Irian Jaya, 1978. Ia masuk wajib militer karena fasilitasnya cukup menjanjikan daripada menjalani PTT di pedesaan. Namun ia harus dikirim ke DOM dulu. DOM adalah daerah operasi militer. Kala itu, mungkin ada tiga DOM di Indonesia: Irian Jaya, Timor Tumur dan Aceh. Ia dikirim ke Irian Jaya, dan berada di barak medik. Statusnya baru: dokter tentara. Satu tahun lamanya ia berada di daerah operasi militer di Jayapura. Kadang masuk hutan untuk berburu kasuari. Ia lahap dengan kasuari meski dagingnya alot, katanya.
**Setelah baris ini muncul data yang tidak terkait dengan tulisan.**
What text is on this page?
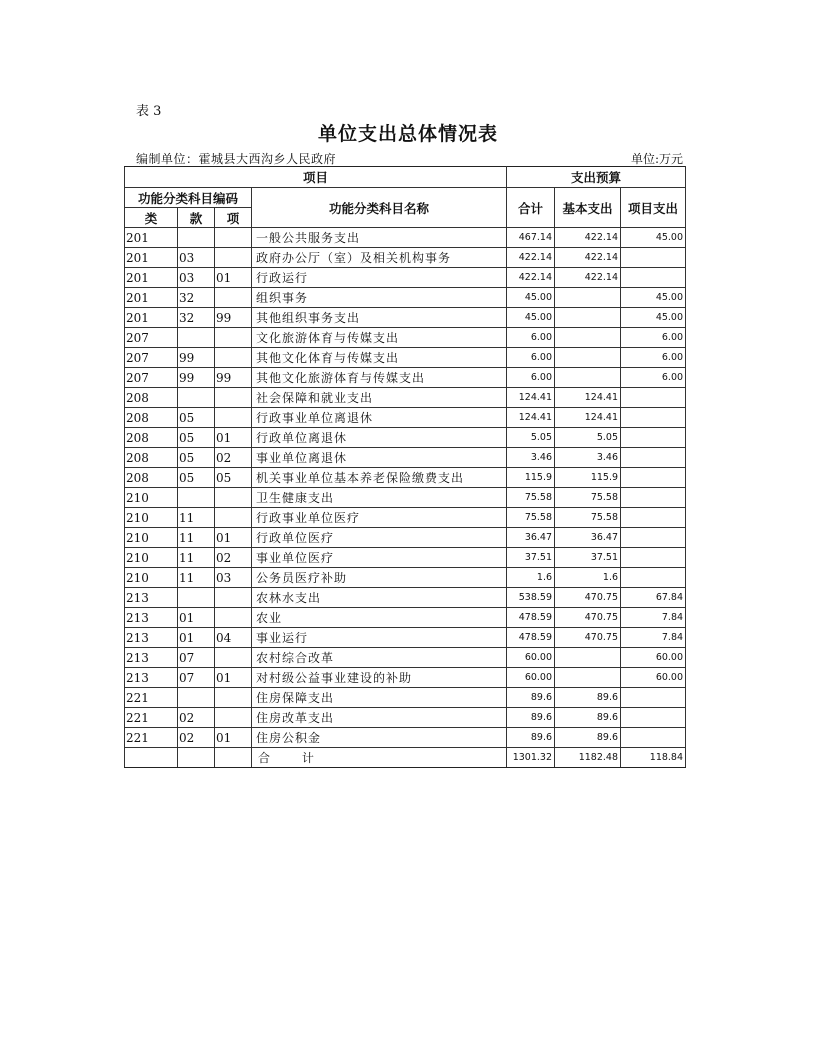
表 3
单位支出总体情况表
编制单位：霍城县大西沟乡人民政府	单位:万元
项目				支出预算		
功能分类科目编码			功能分类科目名称	合计	基本支出	项目支出
类	款	项				
201			一般公共服务支出	467.14	422.14	45.00
201	03		政府办公厅（室）及相关机构事务	422.14	422.14	
201	03	01	行政运行	422.14	422.14	
201	32		组织事务	45.00		45.00
201	32	99	其他组织事务支出	45.00		45.00
207			文化旅游体育与传媒支出	6.00		6.00
207	99		其他文化体育与传媒支出	6.00		6.00
207	99	99	其他文化旅游体育与传媒支出	6.00		6.00
208			社会保障和就业支出	124.41	124.41	
208	05		行政事业单位离退休	124.41	124.41	
208	05	01	行政单位离退休	5.05	5.05	
208	05	02	事业单位离退休	3.46	3.46	
208	05	05	机关事业单位基本养老保险缴费支出	115.9	115.9	
210			卫生健康支出	75.58	75.58	
210	11		行政事业单位医疗	75.58	75.58	
210	11	01	行政单位医疗	36.47	36.47	
210	11	02	事业单位医疗	37.51	37.51	
210	11	03	公务员医疗补助	1.6	1.6	
213			农林水支出	538.59	470.75	67.84
213	01		农业	478.59	470.75	7.84
213	01	04	事业运行	478.59	470.75	7.84
213	07		农村综合改革	60.00		60.00
213	07	01	对村级公益事业建设的补助	60.00		60.00
221			住房保障支出	89.6	89.6	
221	02		住房改革支出	89.6	89.6	
221	02	01	住房公积金	89.6	89.6	
			合 计	1301.32	1182.48	118.84
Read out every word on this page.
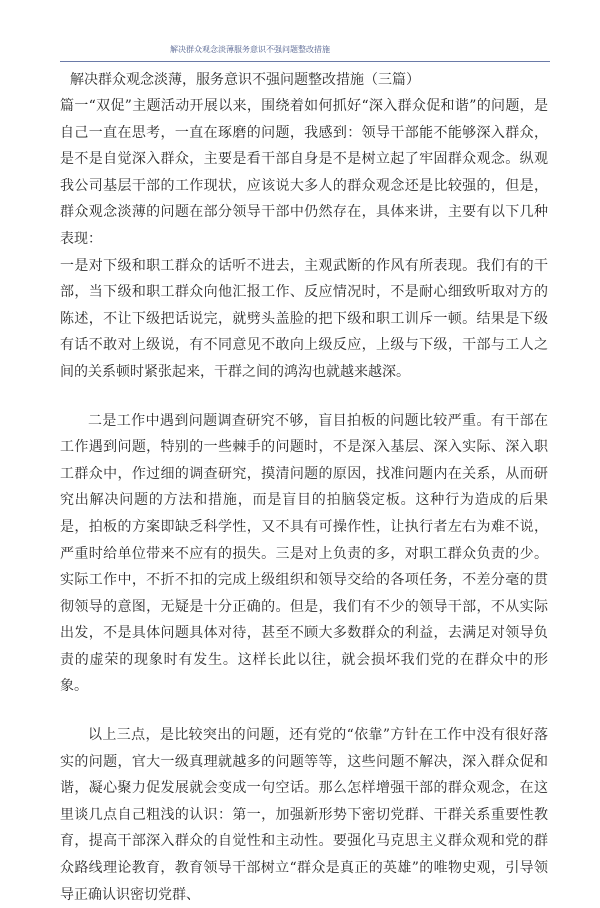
解决群众观念淡薄服务意识不强问题整改措施
解决群众观念淡薄，服务意识不强问题整改措施（三篇）

篇一“双促”主题活动开展以来，围绕着如何抓好“深入群众促和谐”的问题，是自己一直在思考，一直在琢磨的问题，我感到：领导干部能不能够深入群众，是不是自觉深入群众，主要是看干部自身是不是树立起了牢固群众观念。纵观我公司基层干部的工作现状，应该说大多人的群众观念还是比较强的，但是，群众观念淡薄的问题在部分领导干部中仍然存在，具体来讲，主要有以下几种表现：

一是对下级和职工群众的话听不进去，主观武断的作风有所表现。我们有的干部，当下级和职工群众向他汇报工作、反应情况时，不是耐心细致听取对方的陈述，不让下级把话说完，就劈头盖脸的把下级和职工训斥一顿。结果是下级有话不敢对上级说，有不同意见不敢向上级反应，上级与下级，干部与工人之间的关系顿时紧张起来，干群之间的鸿沟也就越来越深。

二是工作中遇到问题调查研究不够，盲目拍板的问题比较严重。有干部在工作遇到问题，特别的一些棘手的问题时，不是深入基层、深入实际、深入职工群众中，作过细的调查研究，摸清问题的原因，找准问题内在关系，从而研究出解决问题的方法和措施，而是盲目的拍脑袋定板。这种行为造成的后果是，拍板的方案即缺乏科学性，又不具有可操作性，让执行者左右为难不说，严重时给单位带来不应有的损失。三是对上负责的多，对职工群众负责的少。实际工作中，不折不扣的完成上级组织和领导交给的各项任务，不差分毫的贯彻领导的意图，无疑是十分正确的。但是，我们有不少的领导干部，不从实际出发，不是具体问题具体对待，甚至不顾大多数群众的利益，去满足对领导负责的虚荣的现象时有发生。这样长此以往，就会损坏我们党的在群众中的形象。

以上三点，是比较突出的问题，还有党的“依靠”方针在工作中没有很好落实的问题，官大一级真理就越多的问题等等，这些问题不解决，深入群众促和谐，凝心聚力促发展就会变成一句空话。那么怎样增强干部的群众观念，在这里谈几点自己粗浅的认识：第一，加强新形势下密切党群、干群关系重要性教育，提高干部深入群众的自觉性和主动性。要强化马克思主义群众观和党的群众路线理论教育，教育领导干部树立“群众是真正的英雄”的唯物史观，引导领导正确认识密切党群、
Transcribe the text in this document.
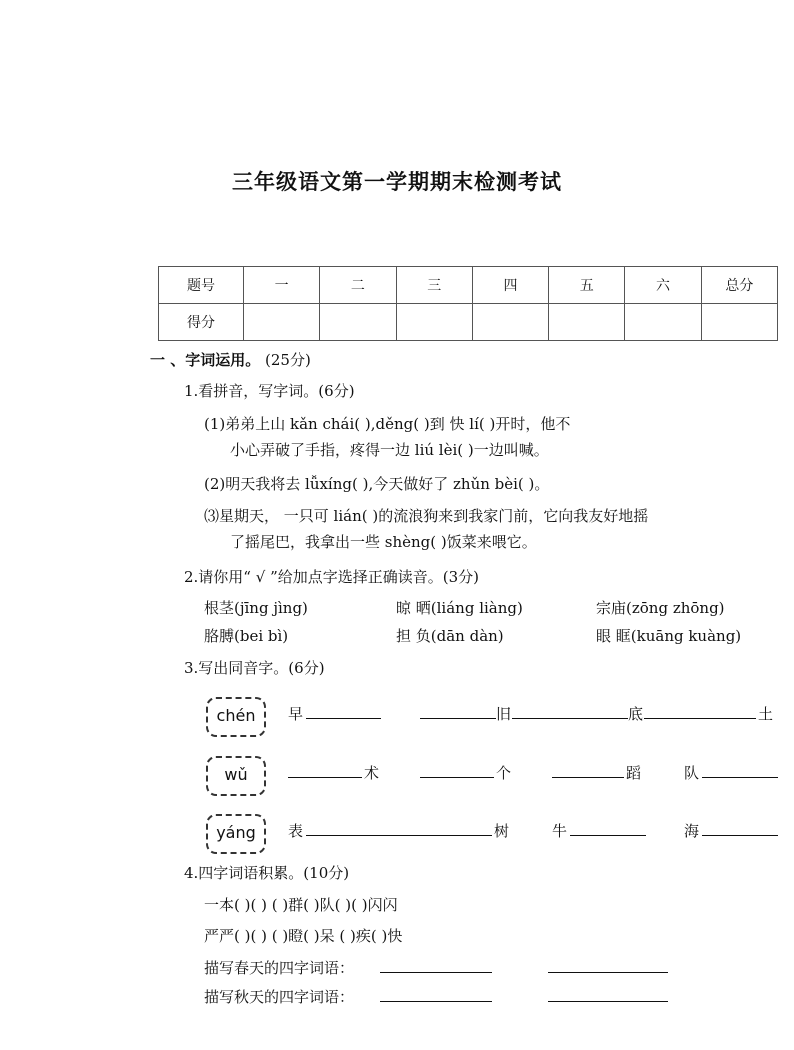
三年级语文第一学期期末检测考试
题号	一	二	三	四	五	六	总分
得分							
一 、字词运用。 (25分)
1.看拼音，写字词。(6分)
(1)弟弟上山 kǎn chái( ),děng( )到 快 lí( )开时，他不
小心弄破了手指，疼得一边 liú lèi( )一边叫喊。
(2)明天我将去 lǚxíng( ),今天做好了 zhǔn bèi( )。
⑶星期天， 一只可 lián( )的流浪狗来到我家门前，它向我友好地摇
了摇尾巴，我拿出一些 shèng( )饭菜来喂它。
2.请你用“ √ ”给加点字选择正确读音。(3分)
根茎(jīng jìng)	晾 晒(liáng liàng)	宗庙(zōng zhōng)
胳膊(bei bì)	担 负(dān dàn)	眼 眶(kuāng kuàng)
3.写出同音字。(6分)
chén	早	旧	底	土
wǔ	术	个	蹈	队
yáng	表	树	牛	海
4.四字词语积累。(10分)
一本( )( ) ( )群( )队( )( )闪闪
严严( )( ) ( )瞪( )呆 ( )疾( )快
描写春天的四字词语：
描写秋天的四字词语：
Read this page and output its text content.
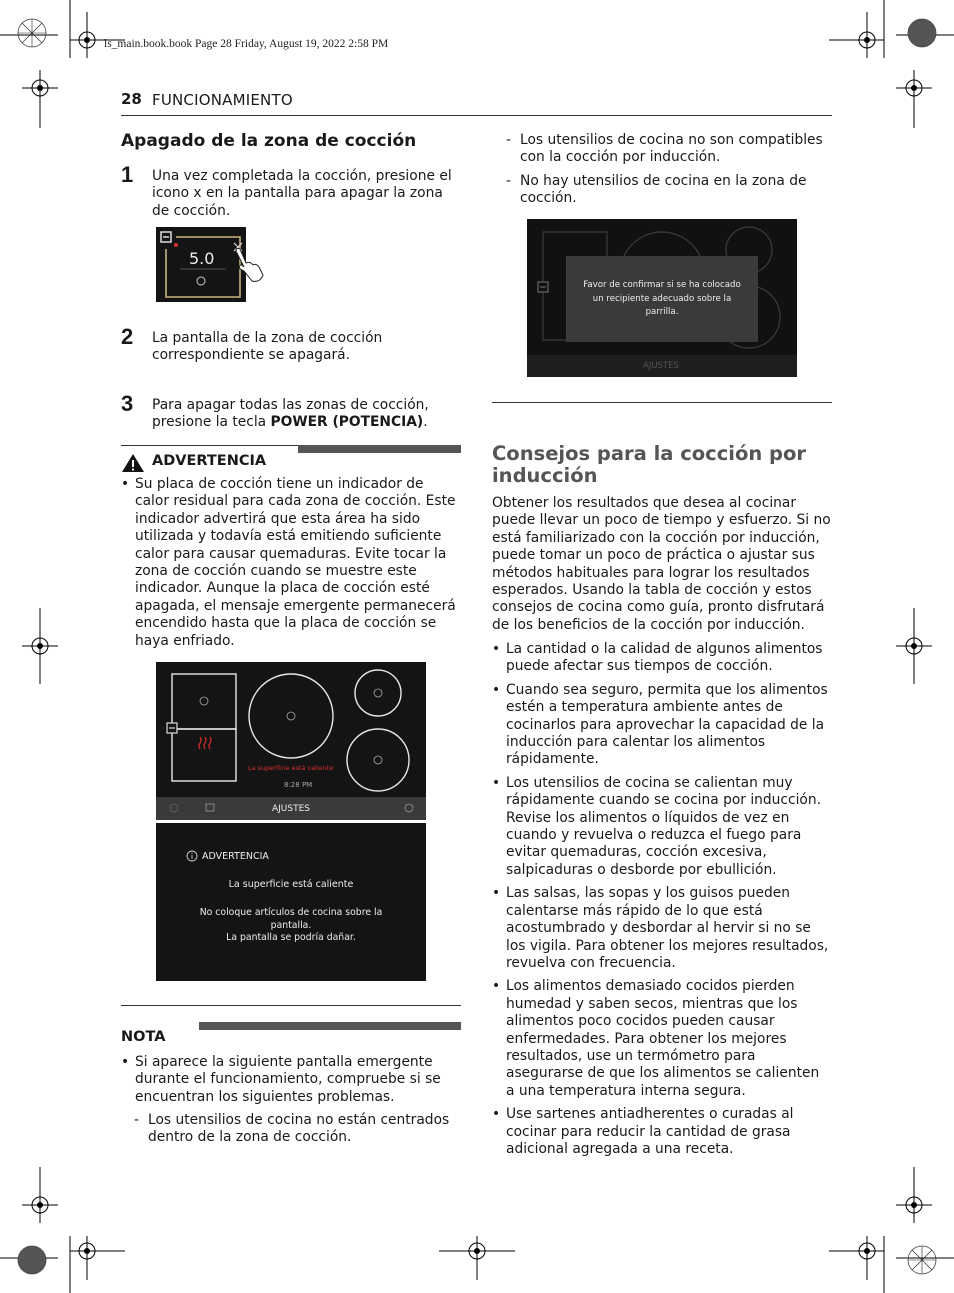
ls_main.book.book Page 28 Friday, August 19, 2022 2:58 PM
28 FUNCIONAMIENTO
Apagado de la zona de cocción
1 Una vez completada la cocción, presione el icono x en la pantalla para apagar la zona de cocción.
5.0
2 La pantalla de la zona de cocción correspondiente se apagará.
3 Para apagar todas las zonas de cocción, presione la tecla POWER (POTENCIA).
ADVERTENCIA
• Su placa de cocción tiene un indicador de calor residual para cada zona de cocción. Este indicador advertirá que esta área ha sido utilizada y todavía está emitiendo suficiente calor para causar quemaduras. Evite tocar la zona de cocción cuando se muestre este indicador. Aunque la placa de cocción esté apagada, el mensaje emergente permanecerá encendido hasta que la placa de cocción se haya enfriado.
La superficie está caliente
8:28 PM
AJUSTES
ADVERTENCIA
La superficie está caliente
No coloque artículos de cocina sobre la pantalla.
La pantalla se podría dañar.
NOTA
• Si aparece la siguiente pantalla emergente durante el funcionamiento, compruebe si se encuentran los siguientes problemas.
- Los utensilios de cocina no están centrados dentro de la zona de cocción.
- Los utensilios de cocina no son compatibles con la cocción por inducción.
- No hay utensilios de cocina en la zona de cocción.
Favor de confirmar si se ha colocado un recipiente adecuado sobre la parrilla.
AJUSTES
Consejos para la cocción por inducción
Obtener los resultados que desea al cocinar puede llevar un poco de tiempo y esfuerzo. Si no está familiarizado con la cocción por inducción, puede tomar un poco de práctica o ajustar sus métodos habituales para lograr los resultados esperados. Usando la tabla de cocción y estos consejos de cocina como guía, pronto disfrutará de los beneficios de la cocción por inducción.
• La cantidad o la calidad de algunos alimentos puede afectar sus tiempos de cocción.
• Cuando sea seguro, permita que los alimentos estén a temperatura ambiente antes de cocinarlos para aprovechar la capacidad de la inducción para calentar los alimentos rápidamente.
• Los utensilios de cocina se calientan muy rápidamente cuando se cocina por inducción. Revise los alimentos o líquidos de vez en cuando y revuelva o reduzca el fuego para evitar quemaduras, cocción excesiva, salpicaduras o desborde por ebullición.
• Las salsas, las sopas y los guisos pueden calentarse más rápido de lo que está acostumbrado y desbordar al hervir si no se los vigila. Para obtener los mejores resultados, revuelva con frecuencia.
• Los alimentos demasiado cocidos pierden humedad y saben secos, mientras que los alimentos poco cocidos pueden causar enfermedades. Para obtener los mejores resultados, use un termómetro para asegurarse de que los alimentos se calienten a una temperatura interna segura.
• Use sartenes antiadherentes o curadas al cocinar para reducir la cantidad de grasa adicional agregada a una receta.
Bondowoso, 1980. Tahun 1980 ia ditempatkan di Batalyon 514 Bondowoso. Namun pada 1982, ia mengundurkan diri. Pada 1985 ia menjadi kepala rumah sakit daerah di Bondowoso. Ketika ditanya kenapa keluar dari dinas ketentaraan, dia menjawab: bosan dengan protokoler dan formalitas militer, karir juga mentok karena dia bukan lulusan Akabri. Ia juga ingin jadi orang sipil. Ia lalu mulai hidup bersama istri dan tiga anaknya di sana. Ia tak bisa berbahasa Madura yang jadi bahasa daerah di situ. Jadi ketika mendapat pasien yang hanya bisa berbahasa Madura, ia selalu memanggil pembantunya untuk menerjemahkan. Namun, kini ia lancar berbahasa Madura. Ia pun sering melucu dengan bahasa Madura.
Jember, 1997. Ia pernah bertanya: bagaimana caranya mengetahui bahwa seseorang akan dipanggil tuhan? Pasti ada cara, begitu kata pikiran pragmatisnya. Hanya tuhan yang tahu. Tapi tuhan pasti memberi tanda. Tanda ini yang mungkin kita bisa tahu. Kalau bukan tanda, mungkin gejala. Tak perlu lewat indera, tapi lewat batin. Dia membaca banyak buku, lalu bertanya sana-sini. Apa yang membuatnya begitu? Tahun itu ia menyaksikan nafas terakhir ibunya. Genggaman ibunya perlahan melemah di tangannya, setelah sebelumnya mata ibunya sempat terbelalak, seperti melihat sosok malaikat maut. Tapi nafasnya lepas dengan tenang. Ibunya melihat sosok yang tak mampu ia lihat. Ia ikhlaskan ibunya.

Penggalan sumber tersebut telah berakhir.